EU’s carbon border tariff to target steel, cement, power – draft

FILE PHOTO: European Union flags fly outside the European Commission headquarters in Brussels

By Kate Abnett

BRUSSELS (Reuters) -The European Union plans to impose carbon emission costs on imports of goods including steel, cement and electricity, according to a draft document seen by Reuters.

The European Commission is due to propose its carbon border tariff policy on July 14, a move designed to put EU firms on an equal footing with competitors in countries with weaker carbon policies than those of the 27-nation bloc.

The border levy would be applied in full from 2026, with a potential “transitional period” starting from 2023, according to a draft of the proposal, first reported by Bloomberg News late on Wednesday. The draft is subject to change before publication.

It would apply to iron and steel, aluminium, cement, fertilisers, and electricity. Importers would be required to buy digital certificates, with each one representing a tonne of carbon dioxide emissions embedded in their imported goods.

The price of the certificates will be linked to the cost of permits in the EU carbon market, and based on the average price of auctions of EU carbon permits each week.

EU power plants and industrial facilities are required to buy permits from the EU carbon market to cover their emissions. The price of those permits has soared to records this year and on Thursday was trading at 51 euros ($62.06) per tonne of CO2.

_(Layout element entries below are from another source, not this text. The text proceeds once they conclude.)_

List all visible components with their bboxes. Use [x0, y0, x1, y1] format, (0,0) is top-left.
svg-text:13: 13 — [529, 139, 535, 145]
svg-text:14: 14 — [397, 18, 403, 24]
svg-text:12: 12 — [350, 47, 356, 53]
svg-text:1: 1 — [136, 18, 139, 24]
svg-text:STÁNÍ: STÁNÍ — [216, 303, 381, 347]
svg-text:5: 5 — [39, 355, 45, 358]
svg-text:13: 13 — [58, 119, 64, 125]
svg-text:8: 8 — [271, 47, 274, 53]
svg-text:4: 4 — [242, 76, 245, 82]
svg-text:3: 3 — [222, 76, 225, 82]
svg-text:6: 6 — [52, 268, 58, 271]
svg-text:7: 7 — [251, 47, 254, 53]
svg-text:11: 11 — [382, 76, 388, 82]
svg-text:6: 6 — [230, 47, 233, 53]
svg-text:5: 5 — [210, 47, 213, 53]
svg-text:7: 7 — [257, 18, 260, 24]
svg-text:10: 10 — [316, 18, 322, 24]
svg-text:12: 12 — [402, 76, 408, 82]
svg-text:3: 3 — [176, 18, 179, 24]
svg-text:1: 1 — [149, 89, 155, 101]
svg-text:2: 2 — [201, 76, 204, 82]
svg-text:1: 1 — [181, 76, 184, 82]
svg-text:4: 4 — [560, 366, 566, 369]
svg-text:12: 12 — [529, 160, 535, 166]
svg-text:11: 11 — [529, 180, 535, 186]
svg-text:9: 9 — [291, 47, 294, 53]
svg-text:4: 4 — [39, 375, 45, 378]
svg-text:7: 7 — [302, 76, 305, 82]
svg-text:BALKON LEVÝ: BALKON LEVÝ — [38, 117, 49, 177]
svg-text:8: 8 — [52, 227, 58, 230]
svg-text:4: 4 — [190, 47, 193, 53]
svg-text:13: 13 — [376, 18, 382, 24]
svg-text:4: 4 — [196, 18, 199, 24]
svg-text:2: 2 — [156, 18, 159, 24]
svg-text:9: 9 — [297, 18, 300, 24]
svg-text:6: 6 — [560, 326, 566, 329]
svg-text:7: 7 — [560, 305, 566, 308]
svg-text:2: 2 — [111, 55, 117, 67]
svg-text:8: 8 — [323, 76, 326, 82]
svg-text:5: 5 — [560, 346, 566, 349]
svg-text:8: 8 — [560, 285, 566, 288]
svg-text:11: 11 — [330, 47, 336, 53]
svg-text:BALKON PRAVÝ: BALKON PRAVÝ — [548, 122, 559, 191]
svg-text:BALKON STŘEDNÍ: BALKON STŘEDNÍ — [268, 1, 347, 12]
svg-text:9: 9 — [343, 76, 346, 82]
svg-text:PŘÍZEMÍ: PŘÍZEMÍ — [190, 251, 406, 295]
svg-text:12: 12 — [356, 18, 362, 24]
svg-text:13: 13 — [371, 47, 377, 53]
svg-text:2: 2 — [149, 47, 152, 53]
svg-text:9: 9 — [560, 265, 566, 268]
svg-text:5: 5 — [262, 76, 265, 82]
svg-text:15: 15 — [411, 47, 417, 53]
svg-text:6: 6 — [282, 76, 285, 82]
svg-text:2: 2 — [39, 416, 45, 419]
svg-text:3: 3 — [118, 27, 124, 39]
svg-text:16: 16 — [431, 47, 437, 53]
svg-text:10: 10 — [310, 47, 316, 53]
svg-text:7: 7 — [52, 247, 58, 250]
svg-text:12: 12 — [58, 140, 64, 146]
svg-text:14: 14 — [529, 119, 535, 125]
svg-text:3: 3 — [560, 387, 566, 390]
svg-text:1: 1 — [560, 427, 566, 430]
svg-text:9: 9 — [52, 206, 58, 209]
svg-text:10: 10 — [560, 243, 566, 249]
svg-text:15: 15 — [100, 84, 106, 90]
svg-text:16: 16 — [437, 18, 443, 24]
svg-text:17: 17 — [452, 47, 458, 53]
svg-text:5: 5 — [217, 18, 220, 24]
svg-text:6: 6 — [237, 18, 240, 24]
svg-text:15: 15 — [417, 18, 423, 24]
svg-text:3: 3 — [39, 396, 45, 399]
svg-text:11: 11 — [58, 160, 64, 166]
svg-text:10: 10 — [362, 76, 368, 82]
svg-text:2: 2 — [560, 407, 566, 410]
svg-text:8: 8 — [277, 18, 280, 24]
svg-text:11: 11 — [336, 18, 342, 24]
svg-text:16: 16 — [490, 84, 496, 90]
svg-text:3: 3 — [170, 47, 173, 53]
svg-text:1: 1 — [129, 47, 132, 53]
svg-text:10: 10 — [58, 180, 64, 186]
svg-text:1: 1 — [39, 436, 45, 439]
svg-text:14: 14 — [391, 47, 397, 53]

The Commission declined to comment on the proposal, but said the measure would be fully compliant with World Trade Organisation rules.

Despite those assurances, the plan has drawn opposition from countries including Russia, for whom it could make the ability to sell certain goods into the EU market conditional on paying for their emissions.

Each year, by May 31, importers must report the amount of emissions embedded in the goods they imported into Europe in the previous year, and surrender the corresponding number of border levy certificates.

If an importer fails to properly report its emissions, or the amount cannot be independently verified, the number of certificates they must surrender will be based on default values, the draft said.

Failure to submit a certificate would result in a financial penalty three times the cost of the certificate.

The document said importers may be able to claim a reduction in their carbon border costs if they are based in a country where they already pay a CO2 price. China and California are among the regions already using CO2 pricing systems, although the scope and price level is different to that of the EU.